Clocks are the real key. The whole notion of bidding formal and raucous farewell to the Old and offering optimistic greeting to the New was something that could really only occur once we in the public square knew when the exact moment of midnight was. Until the manufacture of proper clock escapements, and until Galileo exhibited the marvels of the pendulum, the slow appearance of dawn just had to do. First light was the only clue anyone had as to the start of a new year.

Besides clocks, he attributes the phenomenon to the Robert Burns’ poem Auld Lang Syne set to a Scottish folk tune, then and now the definitive drunken New Year’s ballad, and an Alfred Tennyson poem “Ring Out, Wild Bells.”

However, before Scots and clocks, people welcomed the new year with the dawn, often in quiet contemplation, preferring to trade a bleary-eyed hangover for a good meal with friends and family, which sounds much more sensible and easier on the liver.

In the article, Winchester mentions the tiny Tongan island of Tafahi, which is the nearest inhabited land to the western side of the International Date Line, and thus the first place where one could celebrate the new decade. If I had my choice, I’d opt for a a spot about 400 miles northwest on the coast of Taveuni in Fiji, where my wife and I spent our honeymoon, watching the sun rise over the coral reef and then enjoying toasted coconut bread and a mango smoothie.

Taveuni, Fiji

Posted by | Comments (2)  | December 31, 2009
Category: Travel News


2 Responses to “The farce of New Years Eve”

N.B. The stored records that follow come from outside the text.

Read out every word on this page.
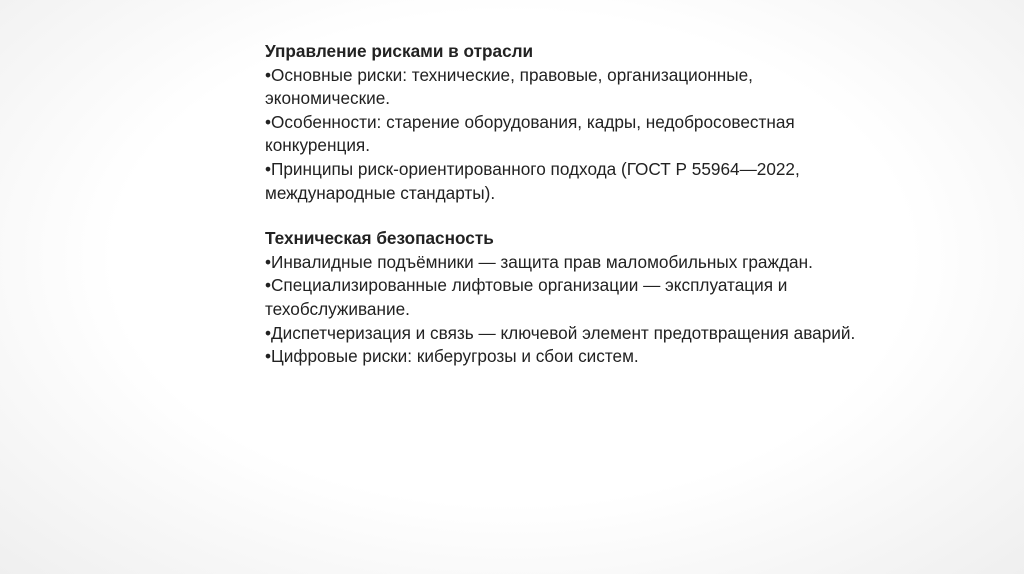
Управление рисками в отрасли

•Основные риски: технические, правовые, организационные, экономические.
•Особенности: старение оборудования, кадры, недобросовестная конкуренция.
•Принципы риск-ориентированного подхода (ГОСТ Р 55964—2022, международные стандарты).

Техническая безопасность

•Инвалидные подъёмники — защита прав маломобильных граждан.
•Специализированные лифтовые организации — эксплуатация и техобслуживание.
•Диспетчеризация и связь — ключевой элемент предотвращения аварий.
•Цифровые риски: киберугрозы и сбои систем.
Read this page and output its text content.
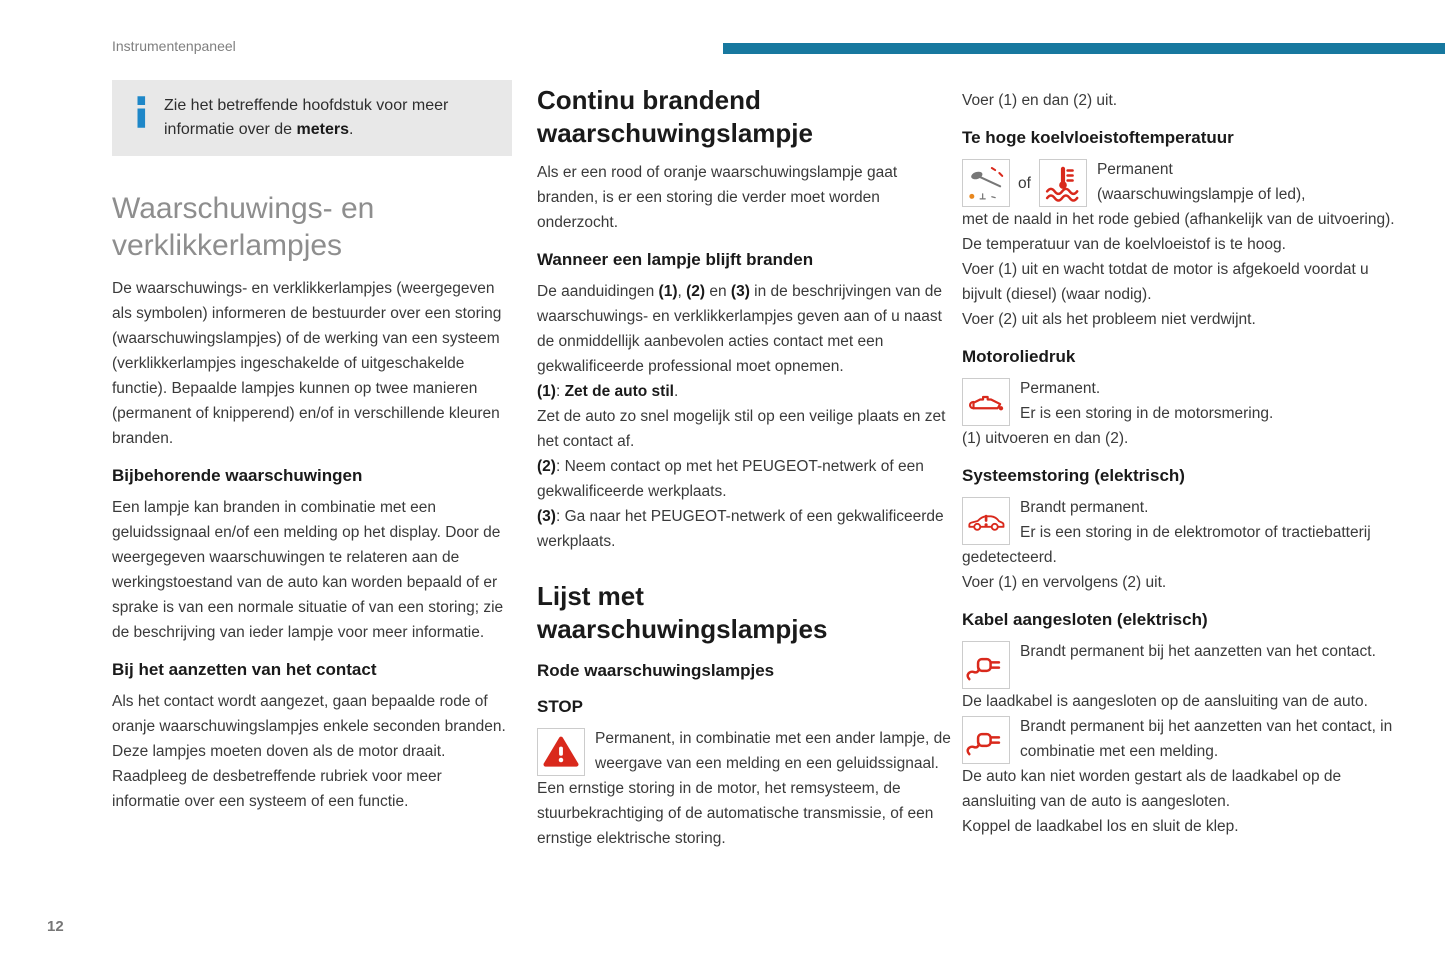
Instrumentenpaneel
Zie het betreffende hoofdstuk voor meer informatie over de meters.
Waarschuwings- en verklikkerlampjes

De waarschuwings- en verklikkerlampjes (weergegeven als symbolen) informeren de bestuurder over een storing (waarschuwingslampjes) of de werking van een systeem (verklikkerlampjes ingeschakelde of uitgeschakelde functie). Bepaalde lampjes kunnen op twee manieren (permanent of knipperend) en/of in verschillende kleuren branden.

Bijbehorende waarschuwingen

Een lampje kan branden in combinatie met een geluidssignaal en/of een melding op het display. Door de weergegeven waarschuwingen te relateren aan de werkingstoestand van de auto kan worden bepaald of er sprake is van een normale situatie of van een storing; zie de beschrijving van ieder lampje voor meer informatie.

Bij het aanzetten van het contact

Als het contact wordt aangezet, gaan bepaalde rode of oranje waarschuwingslampjes enkele seconden branden. Deze lampjes moeten doven als de motor draait.

Raadpleeg de desbetreffende rubriek voor meer informatie over een systeem of een functie.

Continu brandend waarschuwingslampje

Als er een rood of oranje waarschuwingslampje gaat branden, is er een storing die verder moet worden onderzocht.

Wanneer een lampje blijft branden

De aanduidingen (1), (2) en (3) in de beschrijvingen van de waarschuwings- en verklikkerlampjes geven aan of u naast de onmiddellijk aanbevolen acties contact met een gekwalificeerde professional moet opnemen.

(1): Zet de auto stil.

Zet de auto zo snel mogelijk stil op een veilige plaats en zet het contact af.

(2): Neem contact op met het PEUGEOT-netwerk of een gekwalificeerde werkplaats.

(3): Ga naar het PEUGEOT-netwerk of een gekwalificeerde werkplaats.

Lijst met waarschuwingslampjes
Rode waarschuwingslampjes
STOP

Permanent, in combinatie met een ander lampje, de weergave van een melding en een geluidssignaal.

Een ernstige storing in de motor, het remsysteem, de stuurbekrachtiging of de automatische transmissie, of een ernstige elektrische storing.

Voer (1) en dan (2) uit.

Te hoge koelvloeistoftemperatuur
of

Permanent

(waarschuwingslampje of led),

met de naald in het rode gebied (afhankelijk van de uitvoering).

De temperatuur van de koelvloeistof is te hoog.

Voer (1) uit en wacht totdat de motor is afgekoeld voordat u bijvult (diesel) (waar nodig).

Voer (2) uit als het probleem niet verdwijnt.

Motoroliedruk

Permanent.

Er is een storing in de motorsmering.

(1) uitvoeren en dan (2).

Systeemstoring (elektrisch)

Brandt permanent.

Er is een storing in de elektromotor of tractiebatterij gedetecteerd.

Voer (1) en vervolgens (2) uit.

Kabel aangesloten (elektrisch)

Brandt permanent bij het aanzetten van het contact.

De laadkabel is aangesloten op de aansluiting van de auto.

Brandt permanent bij het aanzetten van het contact, in combinatie met een melding.

De auto kan niet worden gestart als de laadkabel op de aansluiting van de auto is aangesloten.

Koppel de laadkabel los en sluit de klep.

12
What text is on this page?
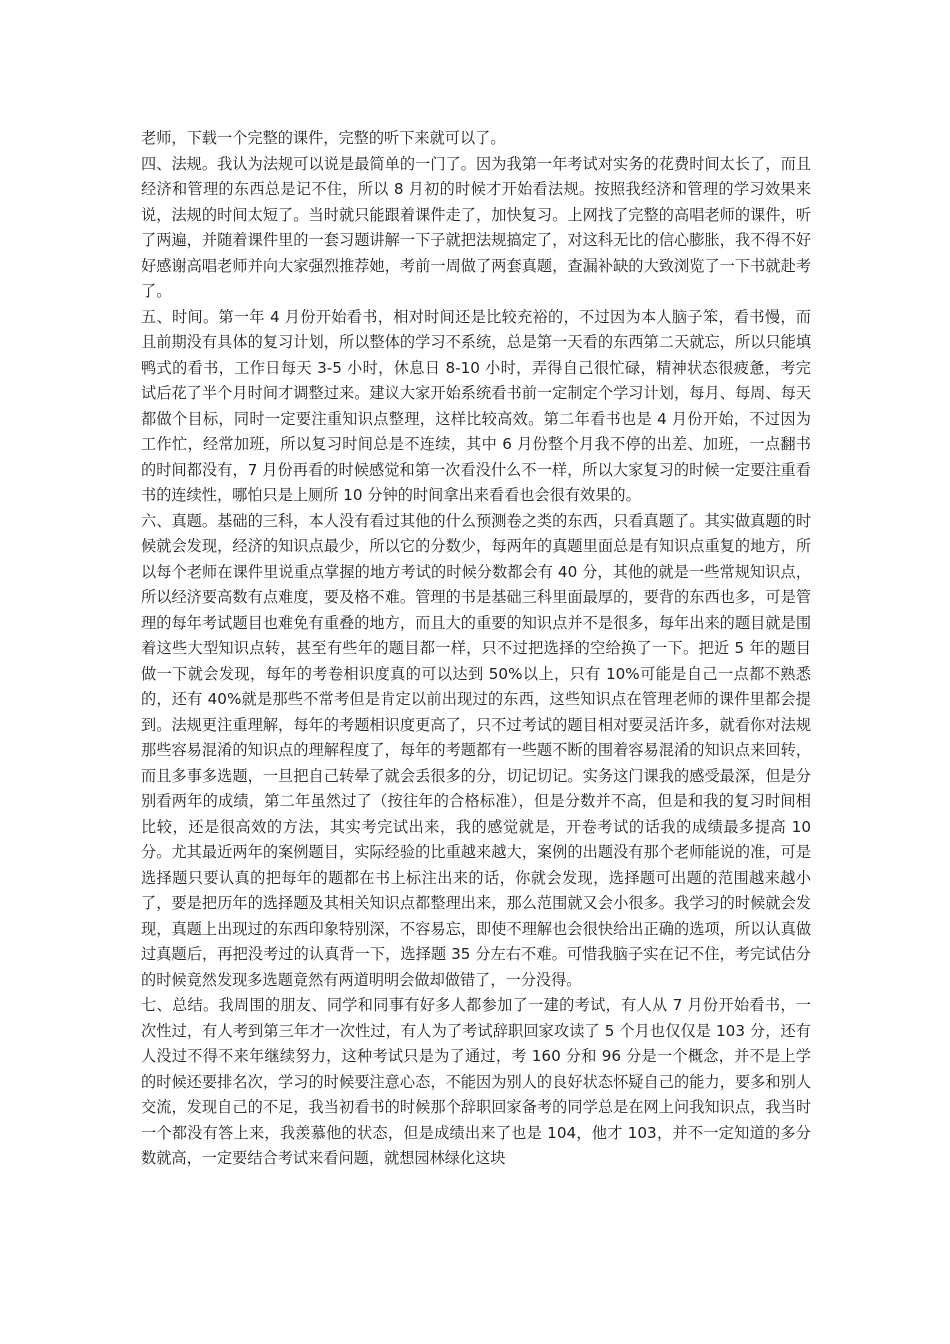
老师，下载一个完整的课件，完整的听下来就可以了。

四、法规。我认为法规可以说是最简单的一门了。因为我第一年考试对实务的花费时间太长了，而且经济和管理的东西总是记不住，所以 8 月初的时候才开始看法规。按照我经济和管理的学习效果来说，法规的时间太短了。当时就只能跟着课件走了，加快复习。上网找了完整的高唱老师的课件，听了两遍，并随着课件里的一套习题讲解一下子就把法规搞定了，对这科无比的信心膨胀，我不得不好好感谢高唱老师并向大家强烈推荐她，考前一周做了两套真题，查漏补缺的大致浏览了一下书就赴考了。

五、时间。第一年 4 月份开始看书，相对时间还是比较充裕的，不过因为本人脑子笨，看书慢，而且前期没有具体的复习计划，所以整体的学习不系统，总是第一天看的东西第二天就忘，所以只能填鸭式的看书，工作日每天 3-5 小时，休息日 8-10 小时，弄得自己很忙碌，精神状态很疲惫，考完试后花了半个月时间才调整过来。建议大家开始系统看书前一定制定个学习计划，每月、每周、每天都做个目标，同时一定要注重知识点整理，这样比较高效。第二年看书也是 4 月份开始，不过因为工作忙，经常加班，所以复习时间总是不连续，其中 6 月份整个月我不停的出差、加班，一点翻书的时间都没有，7 月份再看的时候感觉和第一次看没什么不一样，所以大家复习的时候一定要注重看书的连续性，哪怕只是上厕所 10 分钟的时间拿出来看看也会很有效果的。

六、真题。基础的三科，本人没有看过其他的什么预测卷之类的东西，只看真题了。其实做真题的时候就会发现，经济的知识点最少，所以它的分数少，每两年的真题里面总是有知识点重复的地方，所以每个老师在课件里说重点掌握的地方考试的时候分数都会有 40 分，其他的就是一些常规知识点，所以经济要高数有点难度，要及格不难。管理的书是基础三科里面最厚的，要背的东西也多，可是管理的每年考试题目也难免有重叠的地方，而且大的重要的知识点并不是很多，每年出来的题目就是围着这些大型知识点转，甚至有些年的题目都一样，只不过把选择的空给换了一下。把近 5 年的题目做一下就会发现，每年的考卷相识度真的可以达到 50%以上，只有 10%可能是自己一点都不熟悉的，还有 40%就是那些不常考但是肯定以前出现过的东西，这些知识点在管理老师的课件里都会提到。法规更注重理解，每年的考题相识度更高了，只不过考试的题目相对要灵活许多，就看你对法规那些容易混淆的知识点的理解程度了，每年的考题都有一些题不断的围着容易混淆的知识点来回转，而且多事多选题，一旦把自己转晕了就会丢很多的分，切记切记。实务这门课我的感受最深，但是分别看两年的成绩，第二年虽然过了（按往年的合格标准），但是分数并不高，但是和我的复习时间相比较，还是很高效的方法，其实考完试出来，我的感觉就是，开卷考试的话我的成绩最多提高 10 分。尤其最近两年的案例题目，实际经验的比重越来越大，案例的出题没有那个老师能说的准，可是选择题只要认真的把每年的题都在书上标注出来的话，你就会发现，选择题可出题的范围越来越小了，要是把历年的选择题及其相关知识点都整理出来，那么范围就又会小很多。我学习的时候就会发现，真题上出现过的东西印象特别深，不容易忘，即使不理解也会很快给出正确的选项，所以认真做过真题后，再把没考过的认真背一下，选择题 35 分左右不难。可惜我脑子实在记不住，考完试估分的时候竟然发现多选题竟然有两道明明会做却做错了，一分没得。

七、总结。我周围的朋友、同学和同事有好多人都参加了一建的考试，有人从 7 月份开始看书，一次性过，有人考到第三年才一次性过，有人为了考试辞职回家攻读了 5 个月也仅仅是 103 分，还有人没过不得不来年继续努力，这种考试只是为了通过，考 160 分和 96 分是一个概念，并不是上学的时候还要排名次，学习的时候要注意心态，不能因为别人的良好状态怀疑自己的能力，要多和别人交流，发现自己的不足，我当初看书的时候那个辞职回家备考的同学总是在网上问我知识点，我当时一个都没有答上来，我羡慕他的状态，但是成绩出来了也是 104，他才 103，并不一定知道的多分数就高，一定要结合考试来看问题，就想园林绿化这块
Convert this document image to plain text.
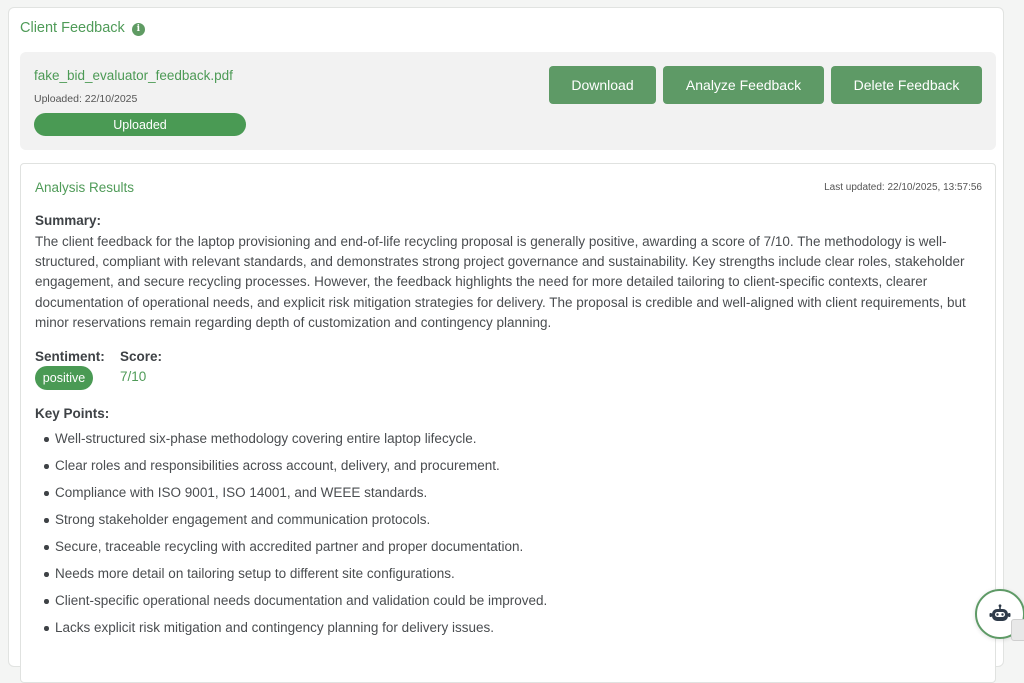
Client Feedback	i
fake_bid_evaluator_feedback.pdf
Uploaded: 22/10/2025
Uploaded
Download	Analyze Feedback	Delete Feedback
Analysis Results	Last updated: 22/10/2025, 13:57:56
Summary:
The client feedback for the laptop provisioning and end-of-life recycling proposal is generally positive, awarding a score of 7/10. The methodology is well-structured, compliant with relevant standards, and demonstrates strong project governance and sustainability. Key strengths include clear roles, stakeholder engagement, and secure recycling processes. However, the feedback highlights the need for more detailed tailoring to client-specific contexts, clearer documentation of operational needs, and explicit risk mitigation strategies for delivery. The proposal is credible and well-aligned with client requirements, but minor reservations remain regarding depth of customization and contingency planning.
Sentiment:
positive
Score:
7/10
Key Points:
Well-structured six-phase methodology covering entire laptop lifecycle.
Clear roles and responsibilities across account, delivery, and procurement.
Compliance with ISO 9001, ISO 14001, and WEEE standards.
Strong stakeholder engagement and communication protocols.
Secure, traceable recycling with accredited partner and proper documentation.
Needs more detail on tailoring setup to different site configurations.
Client-specific operational needs documentation and validation could be improved.
Lacks explicit risk mitigation and contingency planning for delivery issues.
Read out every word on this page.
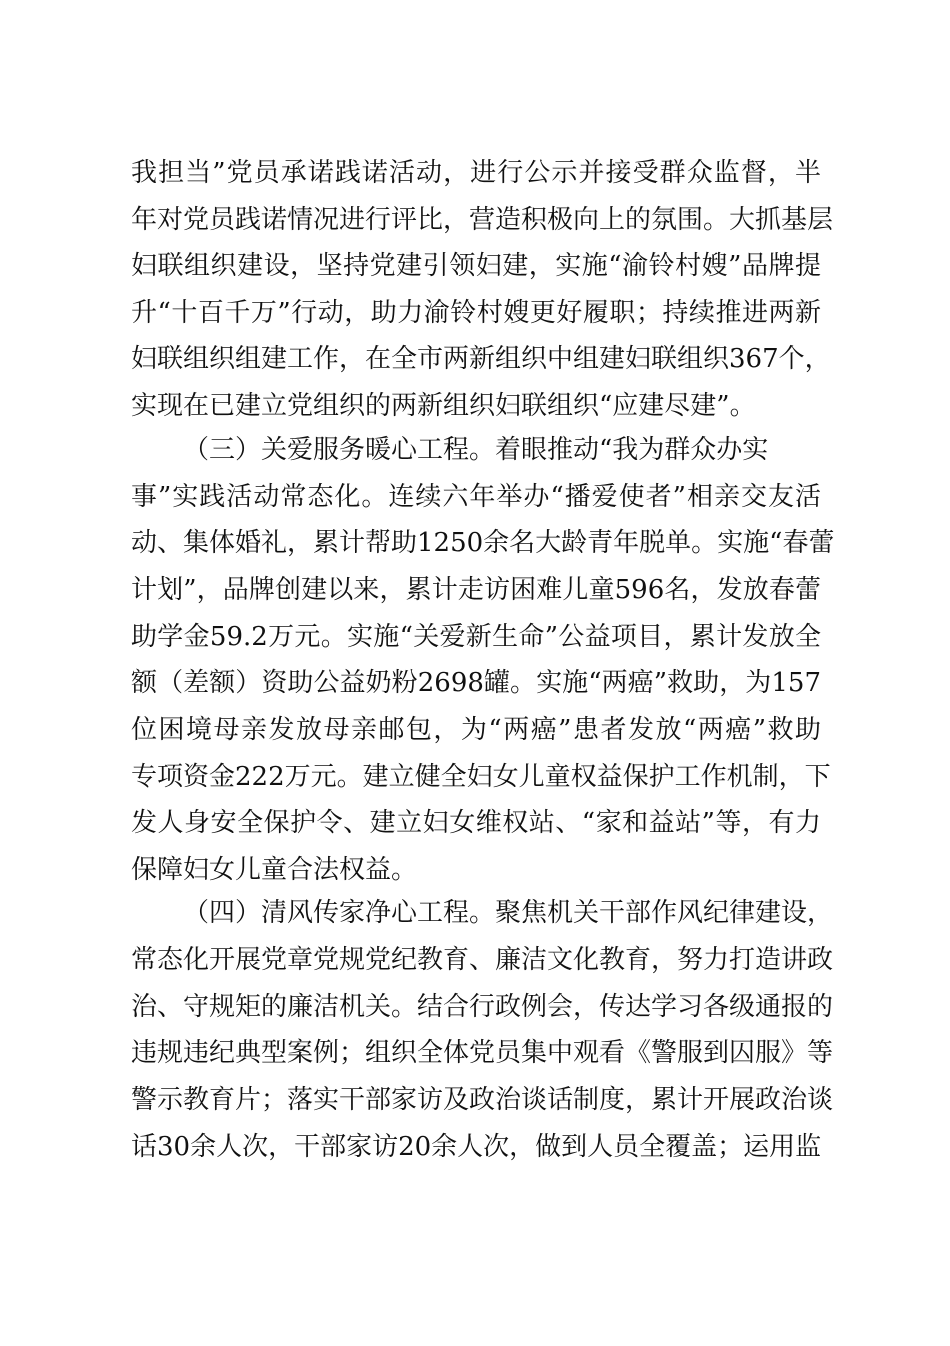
我担当”党员承诺践诺活动，进行公示并接受群众监督，半
年对党员践诺情况进行评比，营造积极向上的氛围。大抓基层
妇联组织建设，坚持党建引领妇建，实施“渝铃村嫂”品牌提
升“十百千万”行动，助力渝铃村嫂更好履职；持续推进两新
妇联组织组建工作，在全市两新组织中组建妇联组织367个，
实现在已建立党组织的两新组织妇联组织“应建尽建”。
（三）关爱服务暖心工程。着眼推动“我为群众办实
事”实践活动常态化。连续六年举办“播爱使者”相亲交友活
动、集体婚礼，累计帮助1250余名大龄青年脱单。实施“春蕾
计划”，品牌创建以来，累计走访困难儿童596名，发放春蕾
助学金59.2万元。实施“关爱新生命”公益项目，累计发放全
额（差额）资助公益奶粉2698罐。实施“两癌”救助，为157
位困境母亲发放母亲邮包，为“两癌”患者发放“两癌”救助
专项资金222万元。建立健全妇女儿童权益保护工作机制，下
发人身安全保护令、建立妇女维权站、“家和益站”等，有力
保障妇女儿童合法权益。
（四）清风传家净心工程。聚焦机关干部作风纪律建设，
常态化开展党章党规党纪教育、廉洁文化教育，努力打造讲政
治、守规矩的廉洁机关。结合行政例会，传达学习各级通报的
违规违纪典型案例；组织全体党员集中观看《警服到囚服》等
警示教育片；落实干部家访及政治谈话制度，累计开展政治谈
话30余人次，干部家访20余人次，做到人员全覆盖；运用监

  1. Jill K. Robinson Says:

    I must be a poor Scot (from my dad’s family), but I never cared much for the parties on New Year’s Eve. Debauchery, however, does have its place, so perhaps I’m not shaming my ancestors. For the new year, I much prefer hanging at home with family and enjoying the morning, like you. This year, it’s coastal California. Next year, who knows?